Erhebung: Wem die Österreicher vertrauen

Der Caritas wird einer Umfrage zufolge das meiste Vertrauen entgegengebracht, gefolgt von den Regierungen des jeweiligen Bundeslandes. Am wenigsten Vertrauen genießen EU-Institutionen.

„Das Vertrauen der Österreicher in Institutionen sinkt seit Jahren.“ Sandra Cerny, Marktforscherin bei Integral, fasst in Zahlen, was man schon lange vermutet. Dass nämlich das Vertrauen der Österreicher in Organisationen heute deutlich niedriger ist, als es noch vor einigen Jahren war. Zuletzt fragte das Institut Ende 2012 rund 500 Österreicher, was sie von Regierungen, Kirchen, aber auch von privaten Organisationen halten.

„Der gesamte Vertrauensbegriff der Gesellschaft unterliegt einem Wandel“, sagt Cerny.
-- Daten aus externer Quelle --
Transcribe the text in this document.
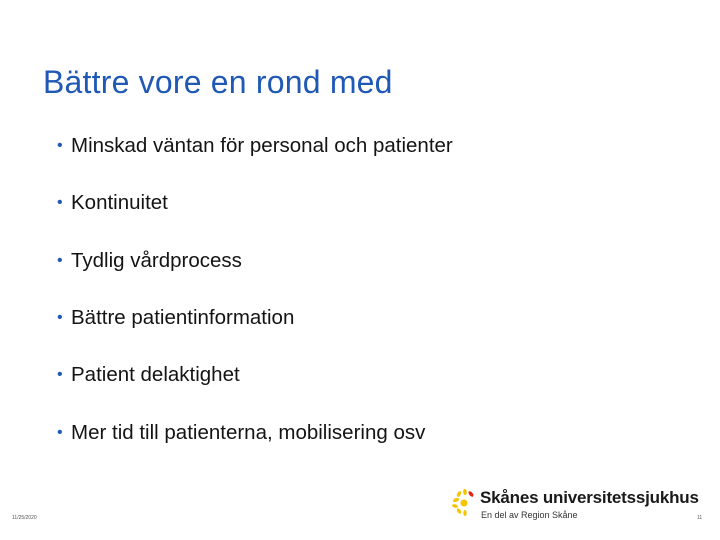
Bättre vore en rond med
• Minskad väntan för personal och patienter
• Kontinuitet
• Tydlig vårdprocess
• Bättre patientinformation
• Patient delaktighet
• Mer tid till patienterna, mobilisering osv
11/25/2020	11
Skånes universitetssjukhus
En del av Region Skåne
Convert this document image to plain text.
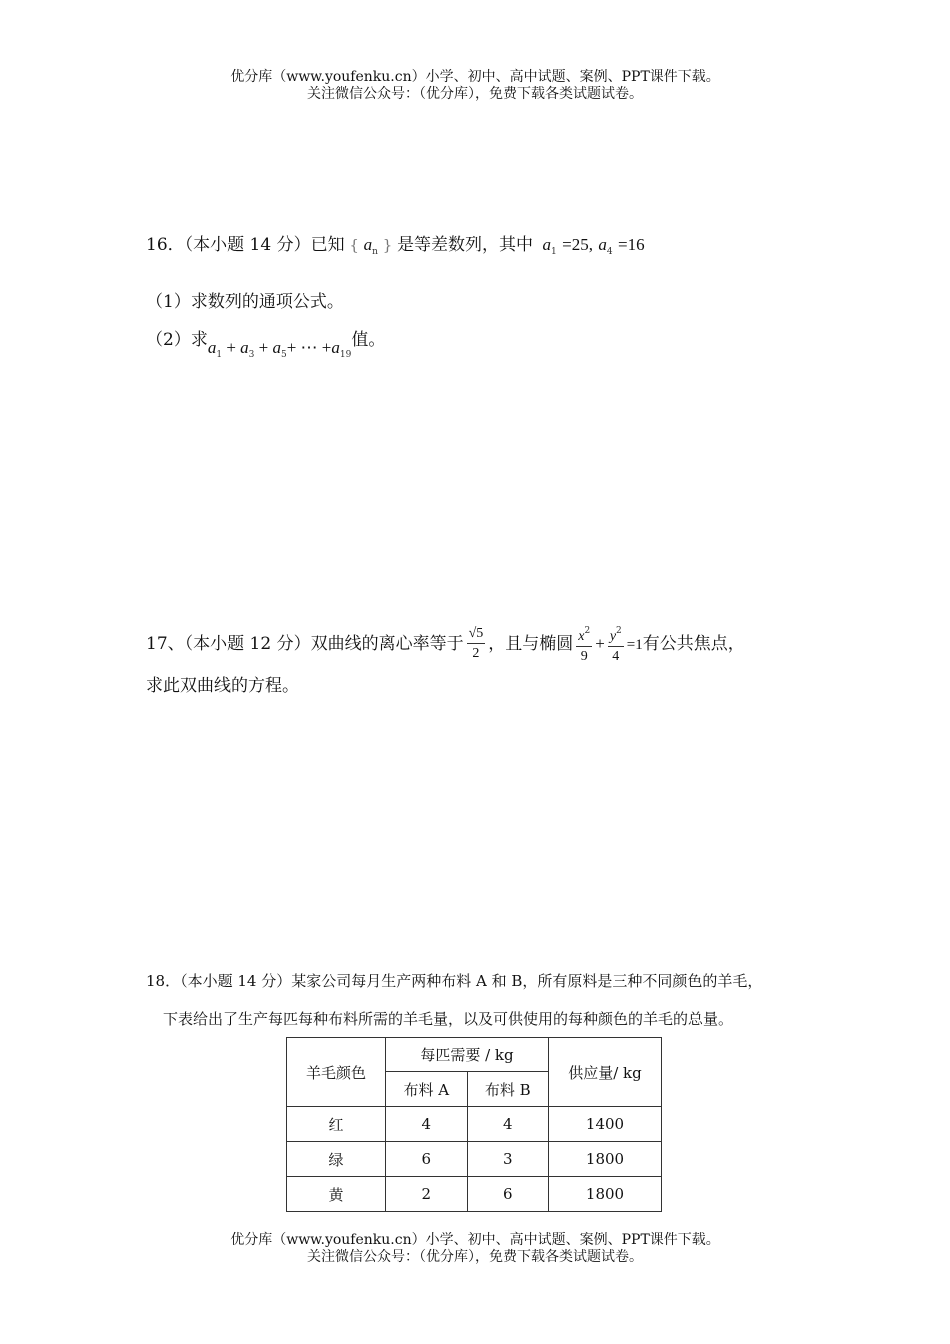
优分库（www.youfenku.cn）小学、初中、高中试题、案例、PPT课件下载。
关注微信公众号：（优分库），免费下载各类试题试卷。
16．（本小题 14 分）已知 { $a_n$ } 是等差数列，其中 $a_1 =25$, $a_4 =16$
（1）求数列的通项公式。
（2）求$a_1 + a_3 + a_5+$ ⋯ $+a_{19}$值。
17、（本小题 12 分）双曲线的离心率等于 $\frac{√5}{2}$ ，且与椭圆 $\frac{x^2}{9} + \frac{y^2}{4} =1$有公共焦点，
求此双曲线的方程。
18．（本小题 14 分）某家公司每月生产两种布料 A 和 B，所有原料是三种不同颜色的羊毛，
下表给出了生产每匹每种布料所需的羊毛量，以及可供使用的每种颜色的羊毛的总量。
羊毛颜色	每匹需要 / kg		供应量/ kg
	布料 A	布料 B	
红	4	4	1400
绿	6	3	1800
黄	2	6	1800
优分库（www.youfenku.cn）小学、初中、高中试题、案例、PPT课件下载。
关注微信公众号：（优分库），免费下载各类试题试卷。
Schuld daran sei nicht zuletzt die Wirtschafts- und Finanzkrise. „Die Erfahrungen der letzten Jahre haben die Bevölkerung vorsichtiger und zurückhaltender gemacht.“ Steigende Unsicherheit am Arbeitsplatz und materielle Sorgen hätten bei den Menschen zwar ein ausgeprägtes Bedürfnis nach Halt und Orientierung kreiert. Anders als früher würden aber immer weniger Österreicher diesen Halt auch bei großen Institutionen suchen.

Aus der Sinus-Milieuforschung ihres Hauses sei bekannt, dass sich Menschen nach der Krisenerfahrung der vergangenen Jahre wieder stärker an ihrem direkten Umfeld orientieren. Freunde, Familie und persönliche Kontakte gewinnen gegenüber Institutionen an Bedeutung. „Triviale und persönliche Ziele“ werden wichtiger als große Utopien oder abstrakte Organisationen.


Vertrauensverlust der Kirche. Dieser Trend lässt sich auch aus den Ergebnissen der Befragung ablesen. Während etwa die eigene Landesregierung mit 47 Prozent Zustimmung auf dem guten zweiten Platz landet, vertrauen nur 28 Prozent der Bundesregierung, und nur ein Fünftel schenkt den noch ferneren EU-Institutionen Vertrauen.

Am schlimmsten traf der Vertrauensverlust die katholische Amtskirche. Während im Jahr 2006 noch die Hälfte der Bevölkerung eine gute Meinung von der Kirche hatte, lag der Wert Ende 2012 – wohl auch aufgrund der breiten Berichterstattung über Missbrauchsfälle – bei einem knappen Drittel. Aber auch die evangelische Kirche musste einen Vertrauensverlust erleiden – das Vertrauen sank von 31 Prozent im Jahr 2006 auf 24 Prozent.

Die ebenfalls kirchliche Caritas hingegen erreichte 63 Prozent Vertrauensbekundungen. Damit landete die Caritas an der Spitze der vertrauenswürdigsten Institutionen im Land. Wie sich der neue populäre Papst Franziskus auf das Vertrauen in die katholische Kirche und das Agieren der Caritas rund um die Asylwerber in der Votivkirche bzw. im Servitenkloster auswirkt, wird wohl erst die nächste Befragungswelle zeigen.

Das Ansehen großer Unternehmen hat übrigens trotz der Wirtschaftskrise nicht gelitten. Im Gegenteil: Seit 2008 stieg das Vertrauen in Konzerne von 22Prozent auf 38 Prozent und liegt damit bereits wieder über dem Niveau vor der Krise.